Download or read book Encyclopedia of Postcolonial Studies written by John Charles Hawley and published by Bloomsbury Publishing USA. This book was released on 2001-09-30 with total page 521 pages. Available in PDF, EPUB and Kindle. Book excerpt: The collapse of empires has resulted in a remarkable flourishing of indigenous cultures in former colonies. The end of the colonial era has also witnessed a renaissance of creativity in the postcolonial world as modern writers embrace their heritage. The experience of postcoloniality has also drawn the attention of academics from various disciplines and has given rise to a growing body of scholarship. This reference work overviews the present state of postcolonial studies and offers a refreshingly polyphonic treatment of the effects of globalization on literary studies in the 21st century. The volume includes more than 150 alphabetically arranged entries on postcolonial studies around the world. Entries on individual authors provide brief biographical details but primarily examine the author's handling of postcolonial themes.
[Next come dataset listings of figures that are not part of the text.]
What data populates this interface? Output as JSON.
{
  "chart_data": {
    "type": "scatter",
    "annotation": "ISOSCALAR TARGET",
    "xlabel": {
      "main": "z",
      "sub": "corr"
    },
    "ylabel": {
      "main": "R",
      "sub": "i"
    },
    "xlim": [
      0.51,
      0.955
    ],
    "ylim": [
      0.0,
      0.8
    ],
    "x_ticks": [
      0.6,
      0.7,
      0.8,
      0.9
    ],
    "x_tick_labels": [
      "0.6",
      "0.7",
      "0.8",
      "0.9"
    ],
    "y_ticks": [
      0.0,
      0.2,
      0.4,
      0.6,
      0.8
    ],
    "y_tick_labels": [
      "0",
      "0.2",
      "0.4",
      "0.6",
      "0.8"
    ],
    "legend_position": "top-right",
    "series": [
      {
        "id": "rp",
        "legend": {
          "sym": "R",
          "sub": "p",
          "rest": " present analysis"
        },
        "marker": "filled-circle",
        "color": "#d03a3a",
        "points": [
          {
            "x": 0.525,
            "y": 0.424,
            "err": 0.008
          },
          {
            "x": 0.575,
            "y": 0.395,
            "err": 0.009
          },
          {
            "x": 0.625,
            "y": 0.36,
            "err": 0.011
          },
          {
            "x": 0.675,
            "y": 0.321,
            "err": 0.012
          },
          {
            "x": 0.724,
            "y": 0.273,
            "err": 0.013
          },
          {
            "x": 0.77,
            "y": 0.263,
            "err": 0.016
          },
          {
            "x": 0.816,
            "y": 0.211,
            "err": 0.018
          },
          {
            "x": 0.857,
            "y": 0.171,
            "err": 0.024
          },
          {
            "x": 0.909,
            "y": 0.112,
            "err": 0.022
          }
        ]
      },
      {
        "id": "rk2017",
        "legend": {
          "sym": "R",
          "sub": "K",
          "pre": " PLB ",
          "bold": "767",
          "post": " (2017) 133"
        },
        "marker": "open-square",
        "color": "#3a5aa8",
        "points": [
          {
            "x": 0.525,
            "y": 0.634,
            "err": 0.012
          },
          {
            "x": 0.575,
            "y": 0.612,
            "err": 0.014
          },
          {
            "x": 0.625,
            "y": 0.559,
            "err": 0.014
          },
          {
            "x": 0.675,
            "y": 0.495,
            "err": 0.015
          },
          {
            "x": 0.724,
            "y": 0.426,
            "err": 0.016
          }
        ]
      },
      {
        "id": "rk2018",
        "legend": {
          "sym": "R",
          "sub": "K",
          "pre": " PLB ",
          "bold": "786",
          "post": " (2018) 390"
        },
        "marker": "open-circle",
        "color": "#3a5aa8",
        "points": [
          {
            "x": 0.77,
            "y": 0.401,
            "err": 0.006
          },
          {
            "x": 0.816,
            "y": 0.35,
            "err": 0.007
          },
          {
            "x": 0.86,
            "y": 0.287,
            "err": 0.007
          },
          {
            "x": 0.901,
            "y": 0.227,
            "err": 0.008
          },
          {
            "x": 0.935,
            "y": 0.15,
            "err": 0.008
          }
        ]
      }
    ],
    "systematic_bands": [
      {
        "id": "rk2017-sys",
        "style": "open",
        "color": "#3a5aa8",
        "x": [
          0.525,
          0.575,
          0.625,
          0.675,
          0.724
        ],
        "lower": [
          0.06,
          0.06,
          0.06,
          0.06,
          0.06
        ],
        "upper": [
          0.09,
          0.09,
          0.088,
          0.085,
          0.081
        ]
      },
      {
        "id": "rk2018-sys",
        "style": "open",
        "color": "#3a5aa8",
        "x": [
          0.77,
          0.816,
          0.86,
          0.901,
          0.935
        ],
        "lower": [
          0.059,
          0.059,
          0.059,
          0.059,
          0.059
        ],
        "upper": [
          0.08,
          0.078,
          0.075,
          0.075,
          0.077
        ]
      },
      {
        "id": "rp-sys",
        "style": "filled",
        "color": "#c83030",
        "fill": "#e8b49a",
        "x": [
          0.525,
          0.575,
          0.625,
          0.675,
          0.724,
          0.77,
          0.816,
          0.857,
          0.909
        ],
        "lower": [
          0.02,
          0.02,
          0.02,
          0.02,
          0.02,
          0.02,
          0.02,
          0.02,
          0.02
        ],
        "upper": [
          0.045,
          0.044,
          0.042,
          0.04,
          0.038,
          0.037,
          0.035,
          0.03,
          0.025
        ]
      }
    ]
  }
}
So too, entries on theoreticians offer background information and summarize the person's contributions to critical thought. Entries on national literatures explore the history of postcoloniality and the ways in which writers have broadly engaged their legacy, while those on important topics discuss the theoretical origin and current ramifications of key concepts in postcolonial studies. Cross-references and cited works for further reading are included, while a comprehensive bibliography concludes the volume.